The HIV/Aids pandemic, which has affected millions of people in Southern Africa and around the world, often takes a back seat to dramatic news events and political scandals.
According to the United Nations Joint Programme on HIV/Aids and the World Health Organisation, currently there are more than 60-million HIV/Aids-infected people worldwide.
In South Africa, the Journ-AIDS website, recently launched by the University of the Witwatersrand’s HIV/Aids and the Media Project, aims to assist journalists writing about HIV/Aids.
The site is a resource for people reporting on the pandemic, inspired by a variety of academic research, government reports and top-class journalism.
It also boasts an impressive quantity of updated information on HIV/Aids, including a contacts database, fact sheets, tips on reporting and ethics, and a Journ-Aids blog.
Natalie Ridgard, research coordinator of the HIV/Aids and the Media Project, told the Mail & Guardian Online the site is not only aimed at journalists, but also other organisations and interested parties, including journalism students.

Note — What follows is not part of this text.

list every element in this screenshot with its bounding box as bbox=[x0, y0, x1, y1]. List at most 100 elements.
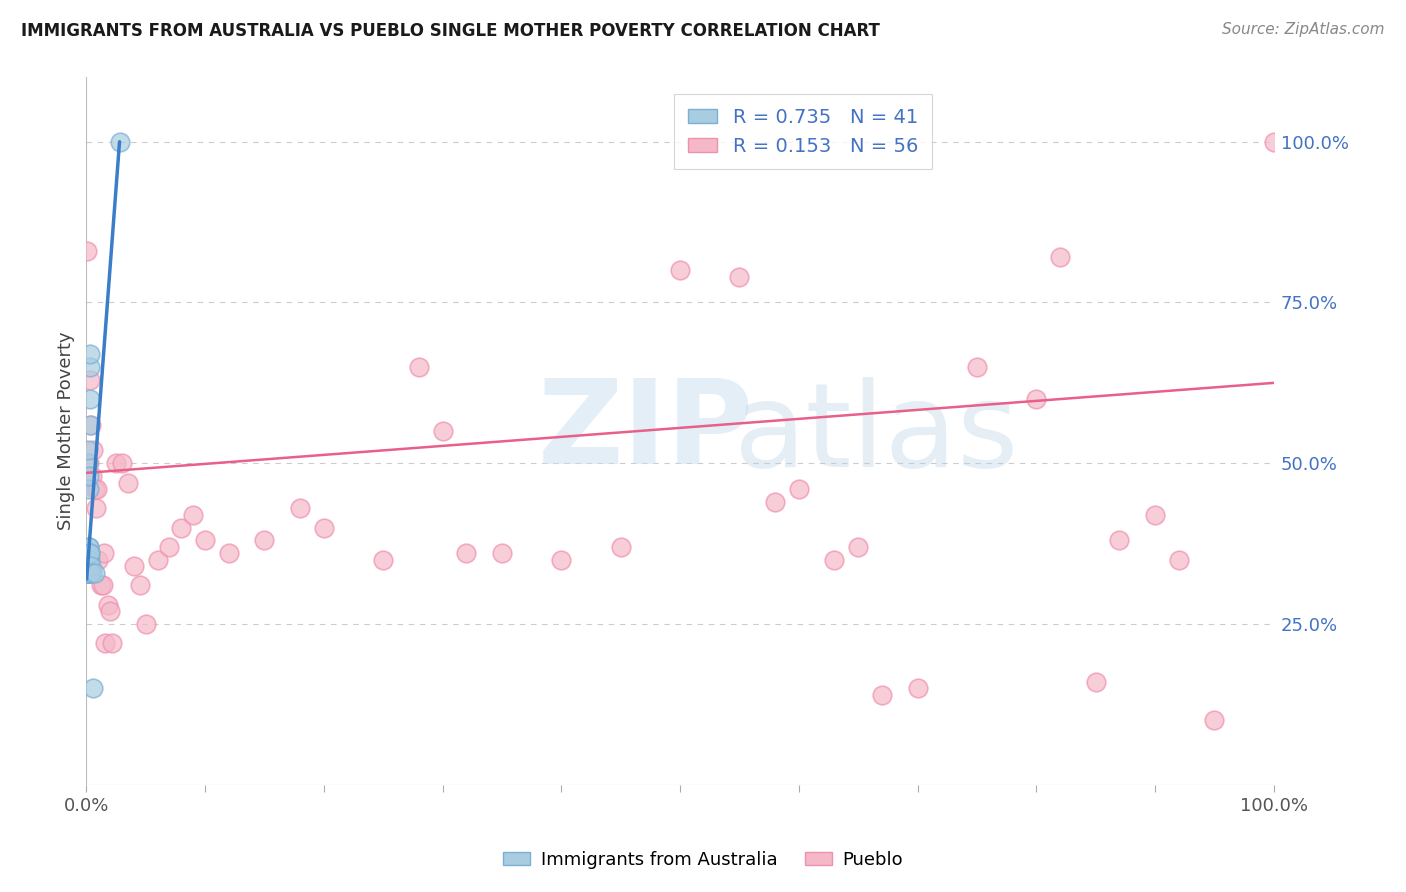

“The website basically provides a HIV/Aids resource for journalists on the web. We want the web to be a reliable key resource [providing] challenging and thought-provoking [information],” she said.
Ridgard feels that journalists experience many “constraints” when reporting on HIV/Aids and that accuracy is important when reporting on the pandemic.
“HIV/Aids coverage is usually event-based or politically based,” she added.
The HIV/Aids and the Media Project regularly updates the website.
Tara Turkington, a lecturer in the department of journalism at the University of Witwatersrand, was employed by the HIV/Aids and the Media Project to develop the website.
She told the M&G Online: “It’s a base of resources for people who want to report on HIV/Aids. It’s updated and it’s current and it’s the stuff journalists need to know on Aids. It helps journalists report better [on the pandemic].”
Turkington added that she would like to see feedback on the site from users who would like coverage of a specific topic, or more in-depth information on a specific issue.
“We want to offer a good service. As the pandemic develops, the stories surrounding HIV develop and get more complex and challenging,” she said.
The HIV/Aids and the Media Project, jointly managed by the perinatal HIV research unit and the journalism programme at the University of the Witwatersrand, launched the website two weeks ago on Tuesday.
Frans Kruger, the editor of Journalism.co.za, from which Journ-AIDS is linked, said: “We hope a lot of people would come and use it. One hopes people will be encouraged to think quite carefully [of HIV/Aids] before they put pen to paper, so to speak.”
He said accuracy is an issue with regards to HIV/Aids reporting because it’s such a complicated matter.
“[The website] hopes to stimulate journalists to think about HIV/Aids and give them some resources.”
Kerry Cullinan, a journalist for Health-e news service, a project of Health Systems Trust, told the M&G Online: “I think the Journ-AIDS website is a very good basic starting point for journalists who want to look seriously at HIV/Aids. The archive of documents is particularly useful.”
Cullinan hopes to see more practical tools such as “consent forms for journalists wanting to interview adults and children with HIV, as well as more on the political controversies relating to the Aids denialists”.
In order for the site to remain topical, the information has to be updated on a daily basis, she said.